Teenagers, still learning but pushing the boundaries, almost grown but not adults yet, working out their place in the family and in the world; we have a teenage kitten. Kiwi is an amazing little blessing, so intelligent and gentle. But, having celebrated her first birthday on Saturday (17 July), she is solidly a teenager. When she was little, her mistakes seemed honest, as though she was trying to do the right thing but misunderstood or just didn’t have the confidence. Now she’s pushing. Expectations in my household are high and she’s testing to see what is good enough. It may seem crazy to have expectations of a cat, but I know of what they are capable and it will raise the quality ~and flexibility~ of her life and ours if she lives up to her potential. Yes, Kiwi rides in a pram, is learning to walk on a leash and harness, and is learning to use the toilet. The first two are for travel, exercise, and enrichment. But the third will also improve the hygiene of our home. No litter, no tracking, no contaminating footy prints on the kitchen counter.
My own life has had expectations where one slip was disaster, speeding down a wrong path, certain harbinger of destructive habits and continued failure. But I’m learning that that isn’t true. A failure when one knows better does not mean one has given up. Nor is it the end of the world or even the end of the effort. An error, or even two, does not a habit make. The more opportunities for success I can provide Kiwi, the less impact her mistakes will have.
And honestly, when she has made a mistake lately, I have failed her by not listening to my own instincts. Frequently, she warns me that something is about to be amiss. Some people say we learn more from our failures than from our successes. I realize now that I am. Not just with Kiwi, but in many areas of life, when something goes wrong, I remember a gut feeling disregarded that might have saved it. That should have a blog entry of its own, though. I hope Kiwi is learning, too. When I do catch her and stop the errant behavior, does it click, “Oh, I can’t get away with this.”? It seems to. She knows to use her scratchy post, but the couch is also nice and while she’s nearly given it up, she still takes the occasional test swipe to see if we still care. When she really wants to get into the planter pot, but I “Nuht nuht” and maybe take a step toward her, she practically shrugs and trots in to her toilet. You know, kids don’t want to come in from playing outside just for that. In fact, her recognition that the avocado tree’s dirt might be an acceptable substitute leads me to hope than a nice patch of dirt in a roadside rest area will be, too. Dare I ask her to differentiate between indoor and outdoor facilities? But I get ahead of ourselves. We await the arrival of her birthday present, a new “wriggle-proof” walking vest (like a harness, but less bestial).
The man in the house is wonderfully supportive of my goals, but gives me room to fail in the end if that’s how it goes. When I decide to do something, when I finally manage to make that decision, I do it. The thought of deciding to walk my cat or have her use hotel toilets, then making public my intentions, only to be unable to accomplish the task is mortifying to me.

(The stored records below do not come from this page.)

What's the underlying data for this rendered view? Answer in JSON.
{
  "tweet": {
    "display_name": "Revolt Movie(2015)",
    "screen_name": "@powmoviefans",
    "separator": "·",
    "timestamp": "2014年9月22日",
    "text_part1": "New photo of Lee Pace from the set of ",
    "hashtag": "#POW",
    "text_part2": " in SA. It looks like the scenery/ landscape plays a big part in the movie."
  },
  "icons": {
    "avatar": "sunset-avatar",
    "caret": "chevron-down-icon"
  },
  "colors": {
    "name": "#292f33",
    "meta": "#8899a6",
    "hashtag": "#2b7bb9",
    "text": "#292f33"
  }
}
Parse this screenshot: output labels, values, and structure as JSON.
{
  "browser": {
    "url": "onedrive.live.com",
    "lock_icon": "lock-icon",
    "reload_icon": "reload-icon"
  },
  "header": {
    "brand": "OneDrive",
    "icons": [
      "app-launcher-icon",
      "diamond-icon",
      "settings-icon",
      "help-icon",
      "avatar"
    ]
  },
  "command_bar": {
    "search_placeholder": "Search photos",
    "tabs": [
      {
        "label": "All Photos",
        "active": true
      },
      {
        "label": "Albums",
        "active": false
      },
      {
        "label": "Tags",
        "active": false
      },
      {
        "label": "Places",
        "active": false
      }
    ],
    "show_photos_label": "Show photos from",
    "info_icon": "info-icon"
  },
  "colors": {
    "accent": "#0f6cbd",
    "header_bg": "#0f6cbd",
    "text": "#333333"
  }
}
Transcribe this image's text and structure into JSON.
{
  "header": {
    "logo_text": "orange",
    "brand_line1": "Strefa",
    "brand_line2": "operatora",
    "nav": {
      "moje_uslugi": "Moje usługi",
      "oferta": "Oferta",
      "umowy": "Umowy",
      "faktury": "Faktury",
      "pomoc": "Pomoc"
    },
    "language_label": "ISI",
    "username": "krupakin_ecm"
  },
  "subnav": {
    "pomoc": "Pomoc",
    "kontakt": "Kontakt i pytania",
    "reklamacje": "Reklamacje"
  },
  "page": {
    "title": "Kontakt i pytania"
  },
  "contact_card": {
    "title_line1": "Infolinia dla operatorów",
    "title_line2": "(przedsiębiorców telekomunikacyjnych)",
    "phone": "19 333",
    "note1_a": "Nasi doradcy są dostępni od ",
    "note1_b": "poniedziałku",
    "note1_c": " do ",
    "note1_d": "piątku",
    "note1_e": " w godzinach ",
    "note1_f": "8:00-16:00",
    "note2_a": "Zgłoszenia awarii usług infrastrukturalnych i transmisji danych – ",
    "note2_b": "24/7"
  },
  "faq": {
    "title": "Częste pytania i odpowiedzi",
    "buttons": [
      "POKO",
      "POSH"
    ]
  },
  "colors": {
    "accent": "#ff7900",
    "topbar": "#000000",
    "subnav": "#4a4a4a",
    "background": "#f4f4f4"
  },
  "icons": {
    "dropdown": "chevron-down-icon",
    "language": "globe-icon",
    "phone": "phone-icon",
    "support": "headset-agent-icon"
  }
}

It is as though I have given my word to do it and my word is good. Again, for another blog… or perhaps a therapist.
This must be what parenting is like. As the adults, we get these little creatures who depend on us for everything. But they have their own personalities, and begin to express them more and more. Yet, we still see the future better than they and we understand what will prepare them best. But teenagers can be irrational and if they don’t trust us, there is no explaining them into obedience. And trust must be built day by day, in time spent together doing things right.
So, I devote myself to helping Kiwi grow into the best cat she can be. It’s not for everyone, but right now I have the time. And think of the payoff for years in the future! Traveling with the coolest cat ever. . .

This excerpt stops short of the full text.